Sissoko Djimba, chef du village, et ses guerriers regroupés attendent. le cavalier dépose alors au sol le paquet de linge qui pleure encore, puis il rebrousse chemin. « Chez les Djimba, personne ne bouge. »
Malgré le soleil ardent, l'enfant pleure toujours. le soleil décline, les hyènes approchent. Alors qu'elles sont sur le point de s'emparer du bébé, Mamambala, sans demander à Sissoko Djimba, traverse la foule, saisit le paquet, le prend dans ses bras, présente son sein au petit corps affamé qui se révèle être une fille et prononce alors ces mots : « Par le sel de ces larmes dont tu as couvert la terre, je t'appelle Salina. »
Après nous avoir décrit le début de la vie de Salina, Laurent Gaudé nous emmène à l'autre bout de sa vie, quand, « vieillie par une vie entière de poussière, de combats, d'errance et de rage », vivant près d'une oasis, elle entend à son tour un cri. Elle se presse pour aller au devant des cavaliers où doit se trouver son fils, Malaka, fils qu'elle a confié aux caravaniers trente-sept jours plus tôt. Mais, maintenant, monte de la colonne le cri de celui qui annonce la mort. Elle se fige. Et puis, son fils apparaît. Enfin ! Elle sent alors qu'il n'a plus besoin d'autres voyages. le temps est venu, c'est décidé et elle lui dit : « demain nous partirons. » Ils vont prendre la direction du mont Tadma, cette barrière de montagnes.
« le Mont Tadma était pour eux la limite des mondes » et c'est vers lui qu'ils marchent. Salina va petit à petit faiblir mais persévérer jusqu'à ce qu'elle ne soit plus en mesure de marcher. Alors, Malaka va la porter. Il a compris que sa mère va mourir et qu'elle veut trouver une terre où reposer. Ils arrivent à un col. Malaka aperçoit pour la première fois l'autre face du monde. Alors qu'il s'apprête à poser Salina, accrochée à son dos, il ne le fait pas : elle est morte. Il lui faut donc trouver un lieu où l'ensevelir. Il fait la toilette de sa mère morte, construit un brancard et descend dans la vallée où il croise un fleuve et les premiers hommes depuis leur départ.
Un rempart se dresse. Il prend place dans la foule et passe la grande porte. Il déambule et débouche alors sur une place qui donne sur la mer où se tient un vieil homme à qui il prononce le mot « cimetière ». le vieil homme lui indique une île, l'invite à monter dans une barque pour s'y rendre.

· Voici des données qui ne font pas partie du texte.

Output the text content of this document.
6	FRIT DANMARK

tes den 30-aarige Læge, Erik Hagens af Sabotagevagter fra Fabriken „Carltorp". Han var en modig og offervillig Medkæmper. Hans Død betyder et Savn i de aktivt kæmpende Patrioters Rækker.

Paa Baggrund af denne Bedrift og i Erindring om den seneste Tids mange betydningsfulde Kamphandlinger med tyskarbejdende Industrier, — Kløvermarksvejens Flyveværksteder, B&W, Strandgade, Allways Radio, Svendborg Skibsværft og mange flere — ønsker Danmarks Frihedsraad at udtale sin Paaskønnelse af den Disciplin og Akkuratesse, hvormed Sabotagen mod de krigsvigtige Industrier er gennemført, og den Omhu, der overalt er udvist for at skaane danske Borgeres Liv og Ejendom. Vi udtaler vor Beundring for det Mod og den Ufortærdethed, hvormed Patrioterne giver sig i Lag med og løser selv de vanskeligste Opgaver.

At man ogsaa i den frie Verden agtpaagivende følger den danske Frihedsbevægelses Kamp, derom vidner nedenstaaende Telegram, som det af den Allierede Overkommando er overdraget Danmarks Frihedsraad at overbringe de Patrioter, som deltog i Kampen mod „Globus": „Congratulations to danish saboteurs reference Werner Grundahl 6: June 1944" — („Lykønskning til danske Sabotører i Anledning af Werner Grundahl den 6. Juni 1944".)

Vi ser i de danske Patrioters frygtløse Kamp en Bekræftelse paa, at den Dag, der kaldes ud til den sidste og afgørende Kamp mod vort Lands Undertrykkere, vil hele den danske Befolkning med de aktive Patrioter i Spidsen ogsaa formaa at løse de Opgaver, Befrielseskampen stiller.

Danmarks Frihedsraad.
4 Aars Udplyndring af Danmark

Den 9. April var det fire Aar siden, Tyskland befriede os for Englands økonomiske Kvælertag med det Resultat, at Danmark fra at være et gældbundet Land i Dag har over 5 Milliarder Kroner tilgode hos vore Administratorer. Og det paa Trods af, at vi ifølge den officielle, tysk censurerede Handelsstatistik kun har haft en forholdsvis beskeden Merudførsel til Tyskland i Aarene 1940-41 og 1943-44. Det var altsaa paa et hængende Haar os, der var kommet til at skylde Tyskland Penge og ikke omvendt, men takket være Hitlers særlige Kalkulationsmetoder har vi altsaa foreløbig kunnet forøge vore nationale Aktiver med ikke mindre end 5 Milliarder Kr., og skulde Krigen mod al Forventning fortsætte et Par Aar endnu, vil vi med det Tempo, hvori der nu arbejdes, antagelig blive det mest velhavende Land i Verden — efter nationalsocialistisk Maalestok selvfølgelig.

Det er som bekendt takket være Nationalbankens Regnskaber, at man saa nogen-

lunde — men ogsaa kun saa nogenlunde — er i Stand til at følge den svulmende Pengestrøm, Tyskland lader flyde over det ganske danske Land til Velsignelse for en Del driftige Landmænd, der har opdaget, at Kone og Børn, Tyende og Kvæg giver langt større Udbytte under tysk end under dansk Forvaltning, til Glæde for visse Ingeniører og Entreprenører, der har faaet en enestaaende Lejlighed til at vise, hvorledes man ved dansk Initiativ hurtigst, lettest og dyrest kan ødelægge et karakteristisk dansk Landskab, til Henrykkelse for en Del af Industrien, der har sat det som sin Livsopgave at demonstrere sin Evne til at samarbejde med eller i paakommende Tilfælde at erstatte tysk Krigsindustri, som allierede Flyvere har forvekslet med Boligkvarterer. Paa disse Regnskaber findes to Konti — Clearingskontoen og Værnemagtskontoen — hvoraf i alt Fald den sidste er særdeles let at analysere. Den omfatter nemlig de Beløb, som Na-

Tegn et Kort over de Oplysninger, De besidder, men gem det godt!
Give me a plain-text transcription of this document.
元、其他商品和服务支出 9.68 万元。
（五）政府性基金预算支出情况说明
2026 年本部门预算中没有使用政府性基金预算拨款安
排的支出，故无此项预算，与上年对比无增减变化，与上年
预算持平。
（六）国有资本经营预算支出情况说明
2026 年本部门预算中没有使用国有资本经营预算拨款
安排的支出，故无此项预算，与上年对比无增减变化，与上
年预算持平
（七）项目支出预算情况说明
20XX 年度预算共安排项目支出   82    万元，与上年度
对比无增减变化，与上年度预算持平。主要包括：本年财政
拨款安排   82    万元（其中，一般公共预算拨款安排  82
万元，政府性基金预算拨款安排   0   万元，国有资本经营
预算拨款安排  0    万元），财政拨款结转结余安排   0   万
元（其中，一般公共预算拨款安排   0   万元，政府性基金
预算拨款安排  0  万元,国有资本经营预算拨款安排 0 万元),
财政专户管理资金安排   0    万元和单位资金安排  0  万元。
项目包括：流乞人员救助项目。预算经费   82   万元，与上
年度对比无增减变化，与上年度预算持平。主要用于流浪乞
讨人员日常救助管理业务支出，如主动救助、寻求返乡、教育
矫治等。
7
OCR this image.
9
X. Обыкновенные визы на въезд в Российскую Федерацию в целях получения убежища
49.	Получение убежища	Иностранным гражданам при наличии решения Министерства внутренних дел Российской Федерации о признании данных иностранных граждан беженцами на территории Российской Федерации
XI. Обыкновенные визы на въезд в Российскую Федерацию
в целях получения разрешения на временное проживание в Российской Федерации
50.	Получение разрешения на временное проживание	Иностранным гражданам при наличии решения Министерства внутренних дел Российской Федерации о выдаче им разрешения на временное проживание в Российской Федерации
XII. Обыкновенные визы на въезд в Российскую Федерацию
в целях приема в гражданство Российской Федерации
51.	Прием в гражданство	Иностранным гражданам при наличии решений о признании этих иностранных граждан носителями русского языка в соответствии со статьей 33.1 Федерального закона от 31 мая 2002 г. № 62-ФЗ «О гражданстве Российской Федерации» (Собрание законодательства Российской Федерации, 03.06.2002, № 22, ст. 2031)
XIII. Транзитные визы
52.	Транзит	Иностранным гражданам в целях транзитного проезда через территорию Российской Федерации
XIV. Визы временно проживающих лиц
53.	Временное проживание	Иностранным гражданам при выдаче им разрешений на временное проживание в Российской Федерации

Lorsque Malaka lui demande s'il pourra enterrer sa mère là-bas, celui-ci répond : « C'est le cimetière qui décidera » car le cimetière est sacré. La porte épaisse est close et aucun homme ne peut l'ouvrir. « Il faut embarquer les morts et pendant tout le temps que dure la traversée, raconter ce que fut la vie du défunt. le cimetière entend le récit. Et au terme du voyage décide si la porte doit s'ouvrir ou pas. » Et Malaka va alors entamer le récit de ce que fut la vie de Salina, la femme aux trois exils, cette femme recueillie par Mamambala et élevée come sa fille mais qui ne fut jamais acceptée dans le clan des Djimba.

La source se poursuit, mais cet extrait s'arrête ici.